The article cites several reasons for growth in these areas. First of all, they didn't experience the rapid appreciation of other states, like California and Nevada, so they didn't rise much to begin with. Secondly, there is a strong job market, which, of course, brings people (hence, buyers) to the area. The third reason is explained as "the sun," i.e., long stretches of good weather. Huh? I guess places like California, Nevada, Arizona, and Florida don't fall under the first and second reasons, so the third one alone doesn't qualify. Otherwise, they'd be looking pretty right about now.

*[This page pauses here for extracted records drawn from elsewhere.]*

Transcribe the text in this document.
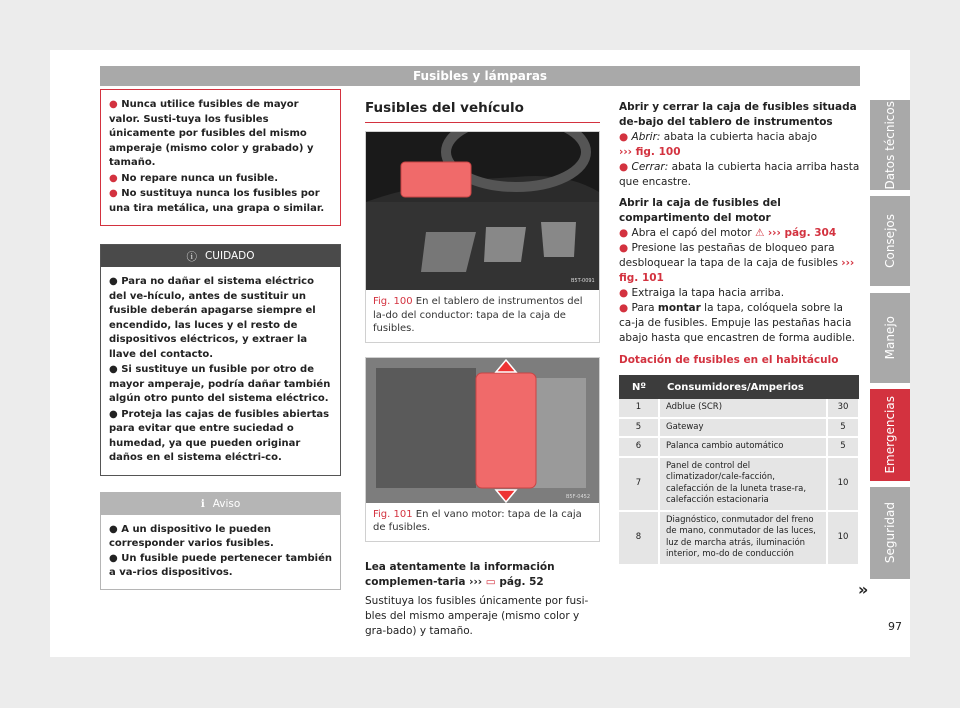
Fusibles y lámparas
Datos técnicos
Consejos
Manejo
Emergencias
Seguridad
97

● Nunca utilice fusibles de mayor valor. Susti-tuya los fusibles únicamente por fusibles del mismo amperaje (mismo color y grabado) y tamaño.

● No repare nunca un fusible.

● No sustituya nunca los fusibles por una tira metálica, una grapa o similar.

ⓘ CUIDADO

● Para no dañar el sistema eléctrico del ve-hículo, antes de sustituir un fusible deberán apagarse siempre el encendido, las luces y el resto de dispositivos eléctricos, y extraer la llave del contacto.

● Si sustituye un fusible por otro de mayor amperaje, podría dañar también algún otro punto del sistema eléctrico.

● Proteja las cajas de fusibles abiertas para evitar que entre suciedad o humedad, ya que pueden originar daños en el sistema eléctri-co.

ℹ Aviso

● A un dispositivo le pueden corresponder varios fusibles.

● Un fusible puede pertenecer también a va-rios dispositivos.

Fusibles del vehículo
B5T-0091
Fig. 100 En el tablero de instrumentos del la-do del conductor: tapa de la caja de fusibles.
B5F-0452
Fig. 101 En el vano motor: tapa de la caja de fusibles.
Lea atentamente la información complemen-taria ››› ▭ pág. 52
Sustituya los fusibles únicamente por fusi-bles del mismo amperaje (mismo color y gra-bado) y tamaño.
Abrir y cerrar la caja de fusibles situada de-bajo del tablero de instrumentos
● Abrir: abata la cubierta hacia abajo
››› fig. 100
● Cerrar: abata la cubierta hacia arriba hasta que encastre.
Abrir la caja de fusibles del compartimento del motor
● Abra el capó del motor ⚠ ››› pág. 304
● Presione las pestañas de bloqueo para desbloquear la tapa de la caja de fusibles ››› fig. 101
● Extraiga la tapa hacia arriba.
● Para montar la tapa, colóquela sobre la ca-ja de fusibles. Empuje las pestañas hacia abajo hasta que encastren de forma audible.
Dotación de fusibles en el habitáculo
Nº	Consumidores/Amperios	
1	Adblue (SCR)	30
5	Gateway	5
6	Palanca cambio automático	5
7	Panel de control del climatizador/cale-facción, calefacción de la luneta trase-ra, calefacción estacionaria	10
8	Diagnóstico, conmutador del freno de mano, conmutador de las luces, luz de marcha atrás, iluminación interior, mo-do de conducción	10
»
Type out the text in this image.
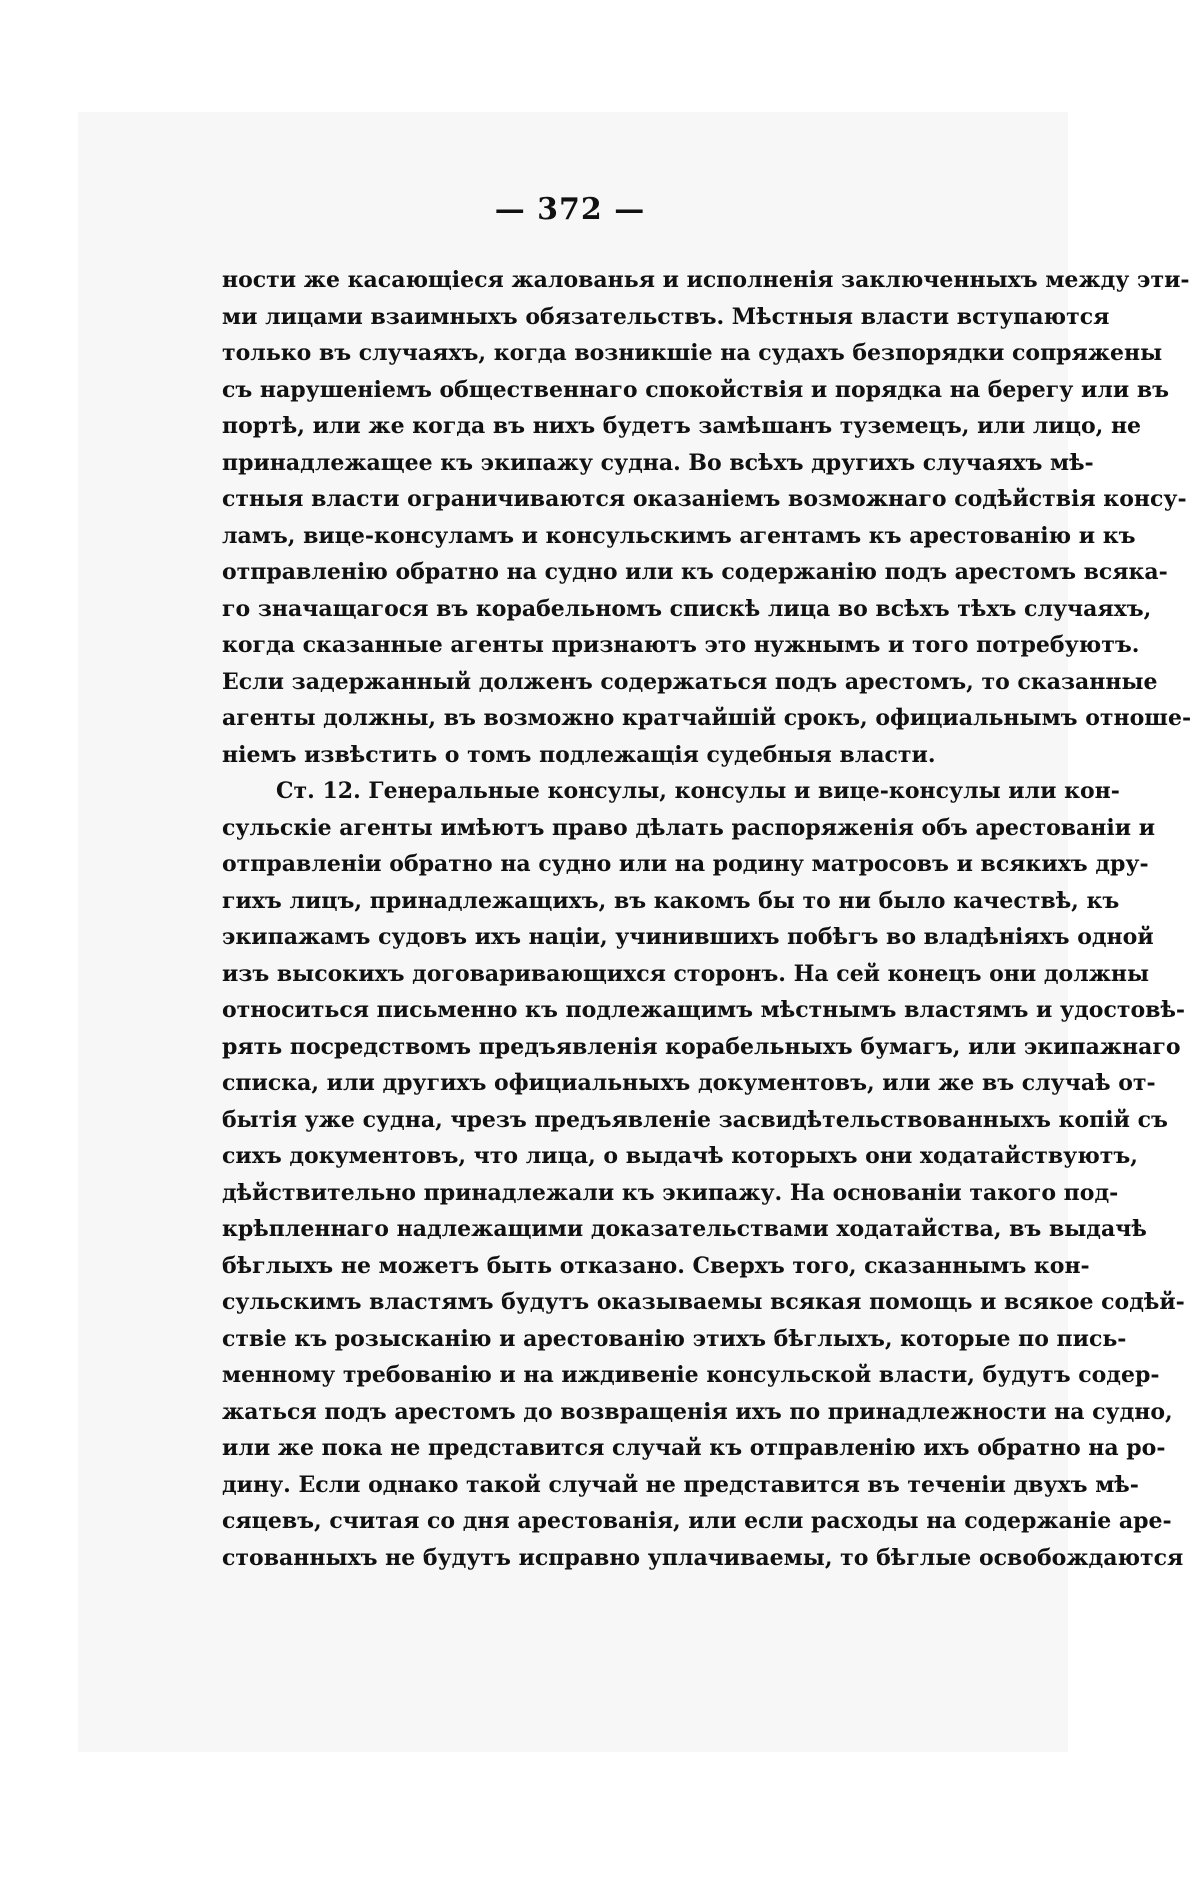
— 372 —
ности же касающіеся жалованья и исполненія заключенныхъ между эти-
ми лицами взаимныхъ обязательствъ. Мѣстныя власти вступаются
только въ случаяхъ, когда возникшіе на судахъ безпорядки сопряжены
съ нарушеніемъ общественнаго спокойствія и порядка на берегу или въ
портѣ, или же когда въ нихъ будетъ замѣшанъ туземецъ, или лицо, не
принадлежащее къ экипажу судна. Во всѣхъ другихъ случаяхъ мѣ-
стныя власти ограничиваются оказаніемъ возможнаго содѣйствія консу-
ламъ, вице-консуламъ и консульскимъ агентамъ къ арестованію и къ
отправленію обратно на судно или къ содержанію подъ арестомъ всяка-
го значащагося въ корабельномъ спискѣ лица во всѣхъ тѣхъ случаяхъ,
когда сказанные агенты признаютъ это нужнымъ и того потребуютъ.
Если задержанный долженъ содержаться подъ арестомъ, то сказанные
агенты должны, въ возможно кратчайшій срокъ, официальнымъ отноше-
ніемъ извѣстить о томъ подлежащія судебныя власти.
Ст. 12. Генеральные консулы, консулы и вице-консулы или кон-
сульскіе агенты имѣютъ право дѣлать распоряженія объ арестованіи и
отправленіи обратно на судно или на родину матросовъ и всякихъ дру-
гихъ лицъ, принадлежащихъ, въ какомъ бы то ни было качествѣ, къ
экипажамъ судовъ ихъ націи, учинившихъ побѣгъ во владѣніяхъ одной
изъ высокихъ договаривающихся сторонъ. На сей конецъ они должны
относиться письменно къ подлежащимъ мѣстнымъ властямъ и удостовѣ-
рять посредствомъ предъявленія корабельныхъ бумагъ, или экипажнаго
списка, или другихъ официальныхъ документовъ, или же въ случаѣ от-
бытія уже судна, чрезъ предъявленіе засвидѣтельствованныхъ копій съ
сихъ документовъ, что лица, о выдачѣ которыхъ они ходатайствуютъ,
дѣйствительно принадлежали къ экипажу. На основаніи такого под-
крѣпленнаго надлежащими доказательствами ходатайства, въ выдачѣ
бѣглыхъ не можетъ быть отказано. Сверхъ того, сказаннымъ кон-
сульскимъ властямъ будутъ оказываемы всякая помощь и всякое содѣй-
ствіе къ розысканію и арестованію этихъ бѣглыхъ, которые по пись-
менному требованію и на иждивеніе консульской власти, будутъ содер-
жаться подъ арестомъ до возвращенія ихъ по принадлежности на судно,
или же пока не представится случай къ отправленію ихъ обратно на ро-
дину. Если однако такой случай не представится въ теченіи двухъ мѣ-
сяцевъ, считая со дня арестованія, или если расходы на содержаніе аре-
стованныхъ не будутъ исправно уплачиваемы, то бѣглые освобождаются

Let's look at Salt Lake City. Utah is typically more affordable than other places, and, as prices rise there and drop elsewhere, the median price gap is becoming smaller. The article states that the median price in Salt Lake City is $10,000 more than the rest of the country. Although housing permits are down this year, and there are many high-end homes on the market there, the demand for affordable housing in Salt Lake City is still high. Also, commercial construction is up 40% and the apartment vacancy rates are less than 2% (Doh! We should have bought there instead of OH and KY!).

The article emphasizes that the latest stats are no guarantee that the drop in prices won't affect these areas. It may be that, since they took much longer to appreciate, they may be behind in the quagmire. It reminds me of when my family moved from L.A. to Apple Valley (high desert San Bernardino about 1 1/2 hours east). Things moved real slow up in AV, but the LA trends and pop culture would catch on up there eventually. I think it's the same in the appreciating areas. However, they took longer and didn't rise as much as the places hurting now. So, if there is, indeed, a downfall coming for them, it may not be significant. Since there are jobs and the houses are still affordable, I don't see why things would slow down for them at this point in time.

Just to ensure that you don't get an upbeat and optimistic impression about real estate, the last paragraph of the article partly reads, "The devastating drop in real estate in parts of Florida, California and Michigan have made potential homeowners skittish in general (so don't expect the buyers in these markets to be shopping for homes in WA, UT, PA, NM, TX, or OR any time soon). A whole layer of subprime borrowers are facing financial ruin and foreclosure (thanks for the reminder, yet again). It's difficult to envision a scenario that sees them rejoining the real estate market in a meaningful way anytime soon (not that there are any other buyers out there)."